冬雪膽子小,被德順又打又吓得早就精神崩潰了,德順一問她就把知道的全說出來了。冬雪先是交待了周氏一早得知自己有孕卻沒上報,直到貝勒爺要走時怕再不說保不住孩子,這才把消息透露出來。又說貝勒爺回來後,周氏的身子已經不好了,為了能得到爺的重視和垂憐,早就算計好了幾種方案要設計完顏側福晉等等。

德順一邊聽一邊心裏腹謗,這女人啊看着面兒上都好,可一轉臉誰知道誰什麽樣兒啊!不過這些都沒有什麽用啊,他又不想知道周氏是怎麽設計別人的,他是想知道周氏是怎麽着了人家的道的。所以他又唬了冬雪一頓,見她确實什麽說不出來了才放了她。

因為有冬雪在前,德順對周氏的另一丫頭冬雨就沒報什麽希望,可哪知冬雨到是給了他驚喜。

冬雨本身就比冬雪能幹細心,一向比冬雪更得周氏的重視。德順問話的時候,冬雨也很害怕,不過她并沒有向冬雪一樣吓得六神無主什麽都說。雖是害怕,但她還是看出了德順刑訊她的意圖,查清主子死因的真相。

于是冬雨細心的回想,說了幾個自己觀察到的細節。一個是貝勒爺走後,福晉一直對周主子不錯。吃得、用得都給了最好的,一開始的時候周主子很高興,都是放開了吃、用。可後來有一回王嬷嬷來給周主子送東西,先是把她們都支了出去,再是和主子單獨在房間裏待了一會兒。這次王嬷嬷走後,周主子有點神思不屬。不過一開始并沒有什麽影響,主子還是該吃吃,該喝喝。主子雖然看着有心事可并沒有和她講,她也就沒再意問。

可後來王嬷嬷又來了一回,又把她們支出去了。而這一回王嬷嬷走後主子徹底變了。
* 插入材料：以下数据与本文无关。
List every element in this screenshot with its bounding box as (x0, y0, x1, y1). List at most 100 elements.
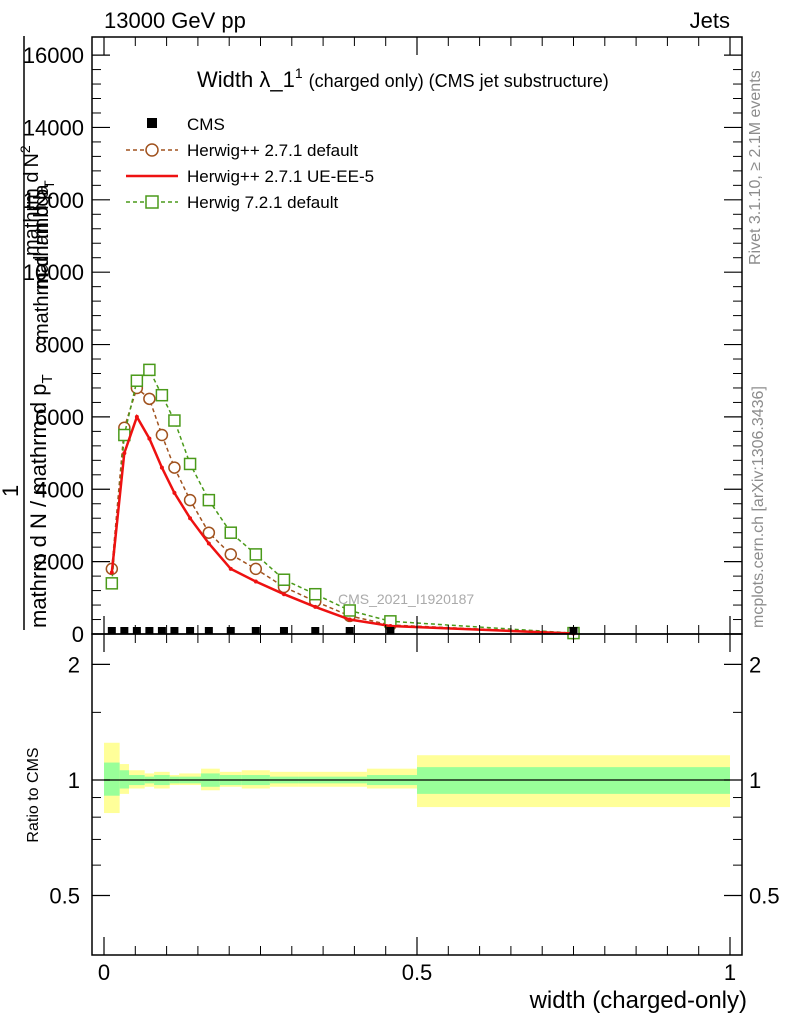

先是東西不吃了,再看別人送過來東西也都不喜歡了。不管那東西有多麽的好、多麽的貴,主子全叫她們鎖進了庫房。最後發展成,主子連自己每日份例裏的東西都不吃了,說是要和她交換,說她的吃食裏會被人動手腳。她原來也不肯的,可她要是不肯周主子就不吃東西,誰勸也不行。她最後就只能和主子交換,不過周主子不讓她說出去。她們做丫頭的平時能吃得着什麽,周主子月份越來越大,可人卻越來越瘦,不過這樣周主子也只吃她的份例。後來貝勒爺回來後,發了那麽一通脾氣後主子才又敢吃東西了。

再一個就是主子生産那天在産房裏,她發現平時奉承着主子的石氏并沒不是接生的主力,反而平時不知聲不知氣兒的許氏做了大拿。那時整個産房裏都亂朝朝的,她是第一次見人生孩子,實在害怕的很就沒有多想。可主子去世後她越想越覺得不對味,又不敢跟人說,現在德公公一問她就全交待了。

德順先是聽到冬雨提到了王嬷嬷,後又聽到許氏接生婆,這時他心裏就活動開了,看來介入口還得是接生婆許氏。

德順先審問了其她的三個接生婆,她們幾個都是一口咬定,周氏本來身子就不好,這一胎沒保住太正常了。自己為了給主子接生,那都是使出了混身的解術。無奈她們也是無力回天,求貝勒爺開恩啊等等。并且她們個個都說自己,沖在了救死扶傷的第一線,為了救周主子多麽多麽的買力氣等等。德順是老油條了知道嬷嬷們這麽說,是怕主子知道她們沒盡力而責罰,不過這都是正常人該有的反應。

他重點要問的是許氏,德順特意把許氏放到了最後一個審問,不過許氏和前面三個嬷嬷說得都不一樣。她上來就說,那天她雖然站得靠前,可一直只是給石氏接生婆搭手兒,所有的接生工作還有周主子的産後處理她都是聽別人吩咐去辦的等等。還有就是當時場面太混亂了,她現在什麽都回想不起來了。她這麽一說,德順心裏就有數兒了。

德順先是冷笑了幾聲:“有些人啊!總是自以為聰明,總覺得自己做事兒是會天衣無縫,豈其不知漏洞百出早讓人看出來了。許氏!你不說實話就當公公查不出來嗎?呵呵!公公也不查你,要查就查查你的兒子,你的丈夫,看看他們知不知道?”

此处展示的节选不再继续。